One of them can be used to set or save the current colour and restore a saved colour.

#!/bin/bash

# /usr/local/bin/ledcolour

# n.b. blue is actually orange
trigger_green=/sys/class/leds/status\:green\:health/trigger
trigger_orange=/sys/class/leds/status\:blue\:health/trigger

save_green="/tmp/$(basename $0)_save_green"
save_orange="/tmp/$(basename $0)_save_orange"

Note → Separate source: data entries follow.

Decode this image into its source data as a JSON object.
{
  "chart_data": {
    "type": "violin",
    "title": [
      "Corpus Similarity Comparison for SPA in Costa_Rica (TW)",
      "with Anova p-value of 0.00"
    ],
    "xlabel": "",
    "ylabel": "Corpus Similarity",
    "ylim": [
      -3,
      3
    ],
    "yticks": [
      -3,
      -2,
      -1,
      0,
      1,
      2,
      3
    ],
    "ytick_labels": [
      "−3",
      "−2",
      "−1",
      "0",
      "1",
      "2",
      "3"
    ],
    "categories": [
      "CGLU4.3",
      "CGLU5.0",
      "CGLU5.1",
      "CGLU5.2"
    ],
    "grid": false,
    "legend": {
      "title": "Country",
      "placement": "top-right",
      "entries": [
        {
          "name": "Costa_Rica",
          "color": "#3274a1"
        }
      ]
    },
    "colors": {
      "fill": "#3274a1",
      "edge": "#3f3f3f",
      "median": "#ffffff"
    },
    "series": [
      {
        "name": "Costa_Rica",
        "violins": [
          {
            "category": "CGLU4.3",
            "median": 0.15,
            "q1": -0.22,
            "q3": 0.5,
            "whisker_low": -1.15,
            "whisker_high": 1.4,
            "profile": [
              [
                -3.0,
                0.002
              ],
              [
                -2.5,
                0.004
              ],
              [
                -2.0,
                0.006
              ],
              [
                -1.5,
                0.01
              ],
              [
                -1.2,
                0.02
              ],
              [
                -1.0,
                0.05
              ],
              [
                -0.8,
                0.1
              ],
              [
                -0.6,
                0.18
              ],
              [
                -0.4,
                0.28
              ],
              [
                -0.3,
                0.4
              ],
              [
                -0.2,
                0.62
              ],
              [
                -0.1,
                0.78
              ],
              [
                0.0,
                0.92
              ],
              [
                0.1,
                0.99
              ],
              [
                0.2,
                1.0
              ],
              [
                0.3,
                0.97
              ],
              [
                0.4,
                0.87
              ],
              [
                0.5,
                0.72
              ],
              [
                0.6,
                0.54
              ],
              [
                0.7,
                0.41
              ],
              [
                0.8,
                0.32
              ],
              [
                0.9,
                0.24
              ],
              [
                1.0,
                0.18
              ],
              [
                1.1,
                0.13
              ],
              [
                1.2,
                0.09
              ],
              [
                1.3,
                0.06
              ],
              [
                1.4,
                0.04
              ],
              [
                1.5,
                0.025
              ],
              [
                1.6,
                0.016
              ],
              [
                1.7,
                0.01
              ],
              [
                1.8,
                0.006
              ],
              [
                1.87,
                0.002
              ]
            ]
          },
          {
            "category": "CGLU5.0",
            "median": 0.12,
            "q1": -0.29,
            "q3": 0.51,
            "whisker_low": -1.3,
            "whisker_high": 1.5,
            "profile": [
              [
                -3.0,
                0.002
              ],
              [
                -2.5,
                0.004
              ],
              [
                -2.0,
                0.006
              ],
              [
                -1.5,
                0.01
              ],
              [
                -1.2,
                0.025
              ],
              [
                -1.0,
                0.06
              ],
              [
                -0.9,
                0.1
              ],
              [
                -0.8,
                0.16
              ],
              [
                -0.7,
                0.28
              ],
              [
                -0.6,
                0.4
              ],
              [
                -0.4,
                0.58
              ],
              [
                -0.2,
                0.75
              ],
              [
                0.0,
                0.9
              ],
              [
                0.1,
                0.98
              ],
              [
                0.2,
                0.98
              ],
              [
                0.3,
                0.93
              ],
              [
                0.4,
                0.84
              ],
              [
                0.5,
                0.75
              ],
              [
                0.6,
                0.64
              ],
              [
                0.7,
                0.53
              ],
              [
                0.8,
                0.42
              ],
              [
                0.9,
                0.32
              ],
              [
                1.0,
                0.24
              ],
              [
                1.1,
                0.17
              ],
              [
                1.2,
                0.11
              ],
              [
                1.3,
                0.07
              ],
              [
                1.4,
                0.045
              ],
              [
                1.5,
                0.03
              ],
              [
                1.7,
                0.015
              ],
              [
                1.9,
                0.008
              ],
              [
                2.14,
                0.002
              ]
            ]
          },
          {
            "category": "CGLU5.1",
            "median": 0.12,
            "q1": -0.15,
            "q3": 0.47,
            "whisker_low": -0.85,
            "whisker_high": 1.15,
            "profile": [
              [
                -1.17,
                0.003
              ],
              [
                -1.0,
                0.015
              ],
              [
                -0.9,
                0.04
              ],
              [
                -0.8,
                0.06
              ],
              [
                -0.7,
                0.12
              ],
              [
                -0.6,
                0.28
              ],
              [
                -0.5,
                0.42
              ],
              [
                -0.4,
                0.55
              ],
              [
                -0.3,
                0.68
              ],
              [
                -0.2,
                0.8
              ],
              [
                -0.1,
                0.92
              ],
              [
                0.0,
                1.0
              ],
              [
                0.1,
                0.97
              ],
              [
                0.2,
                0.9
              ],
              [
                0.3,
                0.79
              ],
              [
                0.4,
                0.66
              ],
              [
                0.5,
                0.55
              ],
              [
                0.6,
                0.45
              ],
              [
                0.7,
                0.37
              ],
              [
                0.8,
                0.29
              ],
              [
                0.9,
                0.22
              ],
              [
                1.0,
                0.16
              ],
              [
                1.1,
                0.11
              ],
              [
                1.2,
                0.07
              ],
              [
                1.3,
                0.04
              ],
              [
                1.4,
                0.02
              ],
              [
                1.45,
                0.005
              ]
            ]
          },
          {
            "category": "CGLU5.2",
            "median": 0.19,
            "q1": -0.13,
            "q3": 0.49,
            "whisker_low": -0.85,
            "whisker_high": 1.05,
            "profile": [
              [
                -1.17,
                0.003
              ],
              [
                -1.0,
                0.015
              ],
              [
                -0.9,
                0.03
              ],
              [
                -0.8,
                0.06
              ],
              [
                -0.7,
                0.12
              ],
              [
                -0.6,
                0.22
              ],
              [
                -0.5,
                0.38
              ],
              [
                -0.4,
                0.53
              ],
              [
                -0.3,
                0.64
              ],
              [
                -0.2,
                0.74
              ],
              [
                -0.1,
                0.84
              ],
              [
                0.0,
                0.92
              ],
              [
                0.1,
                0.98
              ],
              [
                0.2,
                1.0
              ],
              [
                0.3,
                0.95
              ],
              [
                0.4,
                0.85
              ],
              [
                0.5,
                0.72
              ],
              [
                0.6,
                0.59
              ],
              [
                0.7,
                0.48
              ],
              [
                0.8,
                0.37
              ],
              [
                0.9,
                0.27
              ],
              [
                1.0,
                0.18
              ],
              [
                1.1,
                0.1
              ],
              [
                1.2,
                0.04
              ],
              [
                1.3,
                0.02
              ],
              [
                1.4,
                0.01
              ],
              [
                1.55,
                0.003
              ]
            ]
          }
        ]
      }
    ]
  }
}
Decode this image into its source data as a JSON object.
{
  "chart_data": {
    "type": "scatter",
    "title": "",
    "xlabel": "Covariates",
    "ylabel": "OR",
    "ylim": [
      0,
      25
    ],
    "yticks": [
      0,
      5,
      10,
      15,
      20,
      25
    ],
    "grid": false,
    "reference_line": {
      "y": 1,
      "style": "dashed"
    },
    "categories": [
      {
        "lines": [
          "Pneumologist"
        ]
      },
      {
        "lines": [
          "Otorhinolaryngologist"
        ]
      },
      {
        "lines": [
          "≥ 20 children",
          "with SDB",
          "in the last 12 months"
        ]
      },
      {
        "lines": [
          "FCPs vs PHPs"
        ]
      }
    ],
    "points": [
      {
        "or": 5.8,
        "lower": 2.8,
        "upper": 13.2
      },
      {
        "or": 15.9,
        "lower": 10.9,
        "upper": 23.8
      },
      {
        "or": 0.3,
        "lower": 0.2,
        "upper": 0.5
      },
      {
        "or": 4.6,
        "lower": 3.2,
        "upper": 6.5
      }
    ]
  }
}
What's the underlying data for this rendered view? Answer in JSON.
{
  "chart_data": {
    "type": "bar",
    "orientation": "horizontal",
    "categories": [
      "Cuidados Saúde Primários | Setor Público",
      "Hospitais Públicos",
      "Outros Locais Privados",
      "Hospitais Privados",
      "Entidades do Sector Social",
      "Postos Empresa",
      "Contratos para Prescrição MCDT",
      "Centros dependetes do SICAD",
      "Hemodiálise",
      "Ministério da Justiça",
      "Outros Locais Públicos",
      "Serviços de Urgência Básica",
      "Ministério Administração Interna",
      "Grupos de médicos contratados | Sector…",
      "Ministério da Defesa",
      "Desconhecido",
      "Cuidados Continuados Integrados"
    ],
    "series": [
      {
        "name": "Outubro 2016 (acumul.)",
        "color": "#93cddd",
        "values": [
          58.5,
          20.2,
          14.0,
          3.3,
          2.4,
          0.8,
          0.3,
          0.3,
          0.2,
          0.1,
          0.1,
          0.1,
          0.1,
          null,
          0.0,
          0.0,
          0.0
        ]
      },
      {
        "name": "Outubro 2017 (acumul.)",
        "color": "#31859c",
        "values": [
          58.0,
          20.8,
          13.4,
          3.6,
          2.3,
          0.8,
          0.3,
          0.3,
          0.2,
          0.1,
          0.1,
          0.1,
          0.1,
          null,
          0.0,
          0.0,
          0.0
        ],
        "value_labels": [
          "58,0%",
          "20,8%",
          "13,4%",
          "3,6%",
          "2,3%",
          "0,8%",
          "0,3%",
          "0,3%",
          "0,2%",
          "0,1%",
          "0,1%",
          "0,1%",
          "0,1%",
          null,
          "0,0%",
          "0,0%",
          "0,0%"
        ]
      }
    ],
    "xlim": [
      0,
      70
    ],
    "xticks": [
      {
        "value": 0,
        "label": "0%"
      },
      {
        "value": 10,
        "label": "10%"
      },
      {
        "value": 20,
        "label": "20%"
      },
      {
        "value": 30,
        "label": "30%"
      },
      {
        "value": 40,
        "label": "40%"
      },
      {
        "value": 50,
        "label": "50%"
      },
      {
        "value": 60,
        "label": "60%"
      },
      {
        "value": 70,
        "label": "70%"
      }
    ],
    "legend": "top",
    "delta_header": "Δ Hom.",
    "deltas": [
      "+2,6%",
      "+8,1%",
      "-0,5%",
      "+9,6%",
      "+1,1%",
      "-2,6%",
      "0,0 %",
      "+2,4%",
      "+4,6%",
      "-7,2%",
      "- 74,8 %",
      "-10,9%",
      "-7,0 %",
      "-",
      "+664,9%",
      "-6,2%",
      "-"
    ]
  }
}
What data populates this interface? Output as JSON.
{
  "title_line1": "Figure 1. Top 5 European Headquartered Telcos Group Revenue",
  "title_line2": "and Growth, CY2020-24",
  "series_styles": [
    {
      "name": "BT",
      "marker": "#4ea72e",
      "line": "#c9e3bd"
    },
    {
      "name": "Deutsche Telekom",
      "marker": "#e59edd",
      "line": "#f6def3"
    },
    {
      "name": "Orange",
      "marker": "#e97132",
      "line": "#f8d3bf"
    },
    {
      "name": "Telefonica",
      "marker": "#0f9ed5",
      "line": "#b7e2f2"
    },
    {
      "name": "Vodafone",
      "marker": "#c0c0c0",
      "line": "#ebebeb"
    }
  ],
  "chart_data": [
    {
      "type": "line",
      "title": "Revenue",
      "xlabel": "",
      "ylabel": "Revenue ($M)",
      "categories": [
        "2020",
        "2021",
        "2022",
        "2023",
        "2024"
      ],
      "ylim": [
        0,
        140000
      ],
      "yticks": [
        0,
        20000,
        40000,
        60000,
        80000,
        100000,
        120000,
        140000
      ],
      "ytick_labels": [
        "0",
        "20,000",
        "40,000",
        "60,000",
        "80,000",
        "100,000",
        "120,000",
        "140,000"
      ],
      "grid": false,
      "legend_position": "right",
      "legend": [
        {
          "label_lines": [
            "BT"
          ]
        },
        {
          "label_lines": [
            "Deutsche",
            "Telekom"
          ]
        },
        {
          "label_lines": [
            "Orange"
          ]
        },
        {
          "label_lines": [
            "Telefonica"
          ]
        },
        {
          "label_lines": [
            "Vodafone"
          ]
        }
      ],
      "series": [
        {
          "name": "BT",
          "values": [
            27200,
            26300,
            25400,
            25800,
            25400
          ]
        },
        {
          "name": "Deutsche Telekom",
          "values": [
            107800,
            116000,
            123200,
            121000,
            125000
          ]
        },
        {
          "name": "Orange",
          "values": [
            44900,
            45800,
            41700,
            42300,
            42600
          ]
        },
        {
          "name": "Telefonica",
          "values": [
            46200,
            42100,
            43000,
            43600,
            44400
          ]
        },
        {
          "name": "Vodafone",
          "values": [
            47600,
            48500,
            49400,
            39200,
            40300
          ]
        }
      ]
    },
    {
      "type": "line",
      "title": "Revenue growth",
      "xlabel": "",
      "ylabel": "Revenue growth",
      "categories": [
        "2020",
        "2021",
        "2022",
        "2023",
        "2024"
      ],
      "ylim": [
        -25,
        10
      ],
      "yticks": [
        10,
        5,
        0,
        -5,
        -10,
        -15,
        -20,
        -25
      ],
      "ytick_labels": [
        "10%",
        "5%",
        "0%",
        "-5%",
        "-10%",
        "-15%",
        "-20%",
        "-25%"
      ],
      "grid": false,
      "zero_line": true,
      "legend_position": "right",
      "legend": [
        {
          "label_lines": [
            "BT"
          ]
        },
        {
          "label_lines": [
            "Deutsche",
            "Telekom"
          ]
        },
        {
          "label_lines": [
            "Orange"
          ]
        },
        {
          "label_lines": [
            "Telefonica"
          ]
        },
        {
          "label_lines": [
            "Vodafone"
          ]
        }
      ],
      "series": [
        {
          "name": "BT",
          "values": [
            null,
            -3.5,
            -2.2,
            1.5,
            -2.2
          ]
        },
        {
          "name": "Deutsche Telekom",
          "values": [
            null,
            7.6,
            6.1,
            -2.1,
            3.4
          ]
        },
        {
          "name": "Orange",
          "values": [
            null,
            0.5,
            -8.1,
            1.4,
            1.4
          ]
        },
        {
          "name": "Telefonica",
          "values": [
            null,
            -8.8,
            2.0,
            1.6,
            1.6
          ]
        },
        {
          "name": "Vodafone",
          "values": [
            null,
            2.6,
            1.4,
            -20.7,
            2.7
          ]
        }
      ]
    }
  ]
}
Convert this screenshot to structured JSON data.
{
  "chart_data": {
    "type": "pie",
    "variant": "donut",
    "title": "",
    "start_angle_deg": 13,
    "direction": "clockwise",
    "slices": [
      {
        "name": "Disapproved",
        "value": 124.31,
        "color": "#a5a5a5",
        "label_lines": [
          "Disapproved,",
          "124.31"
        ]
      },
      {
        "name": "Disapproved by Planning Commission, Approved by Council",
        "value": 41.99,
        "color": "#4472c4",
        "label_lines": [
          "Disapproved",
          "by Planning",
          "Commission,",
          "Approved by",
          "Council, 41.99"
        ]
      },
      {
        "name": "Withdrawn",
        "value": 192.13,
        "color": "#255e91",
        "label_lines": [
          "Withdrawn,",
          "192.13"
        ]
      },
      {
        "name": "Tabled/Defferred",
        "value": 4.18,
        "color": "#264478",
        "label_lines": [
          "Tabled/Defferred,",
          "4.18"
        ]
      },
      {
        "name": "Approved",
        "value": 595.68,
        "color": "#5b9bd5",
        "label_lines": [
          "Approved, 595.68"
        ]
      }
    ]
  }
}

if [ ! -w "${trigger_green}" ];then
echo "trigger files are not writable or do not exist. try as root"
exit 1
fi

if [ -z "${1}" ];then
echo "Usage: $(basename $0) colour|save|restore"
echo "Examples:"
echo "$(basename $0) green"
echo "$(basename $0) yellow"
echo "$(basename $0) orange"
echo "$(basename $0) off"
echo
echo "Save current led state with"
echo "$(basename $0) save"
echo "and restore it later with"
echo "$(basename $0) restore"
exit 1;
fi

case $1 in
"green" )
echo default-on > "${trigger_green}";
echo none > "${trigger_orange}";
;;
"orange" )
echo none > "${trigger_green}";
echo default-on > "${trigger_orange}";
;;
"yellow" )
echo default-on > "${trigger_green}";
echo default-on > "${trigger_orange}";
;;
"off" )
echo none > "${trigger_green}";
echo none > "${trigger_orange}";
;;
"save" )
grep -o '\[.*\]' "${trigger_orange}" | sed 's/\[//;s/\]//' > "${save_orange}";
grep -o '\[.*\]' "${trigger_green}" | sed 's/\[//;s/\]//' > "${save_green}";
;;
"restore" )
cat "${save_green}" > "${trigger_green}";
cat "${save_orange}" > "${trigger_orange}";
;;
esac


The other can be used to flash between off and a specified colour or cycle through a sequence of colours. It allows specifying the duration for each colour and the number of iterations.

#!/bin/bash

# /usr/local/bin/ledflash

# save current led state
ledcolour save

# restore that state on script exit
trap "ledcolour restore" EXIT

if [ -z "${1}" ];then
echo "Usage: $(basename $0) colour[,colour[,colour]] [interval] [iterations]"
echo "Examples:"
echo "Flash green for ever with default interval:"
echo "$(basename $0) green"
echo "Flash green for ever with interval of 0.5 seconds:"
echo "$(basename $0) green 0.5"
echo "Flash green and yellow for ever with interval of 0.5 seconds:"
echo "$(basename $0) green,yellow 0.5"
echo "Flash green yellow orange five times with interval of 5 seconds:"
echo "$(basename $0) green,yellow,orange 5 5"
exit 1;
fi

p=1;
test -n "${2}" && p=$2

iterations=0
test -n "${3}" && iterations=$3

OIFS=$IFS
IFS=,
colourarray=($1)
IFS=$OIFS

if [ ${#colourarray[@]} = 1 ];then
colourarray[${#colourarray[*]}]='off';
fi

flipon=${#colourarray[@]}
flipcount=0;

loopcount=0;
while true;do
ledcolour ${colourarray[flipcount]};
sleep $p;
((flipcount++))
if [ $flipcount -eq $flipon ];then
flipcount=0
((loopcount++))
test $loopcount -eq $iterations && exit;
fi
done

Edit: forgot to say, there is a file called brightness in the directory along with the trigger file and a max_brightness file that suggests the brightness file takes a value up to 255. Sadly no matter what value I put in the brightness file, the brightness of the LED(s) did not change. I couldn't find any information about controlling the brightness. Which is a shame. I was hoping to write a script to mimic the pulsing power LED of a sleeping Mac.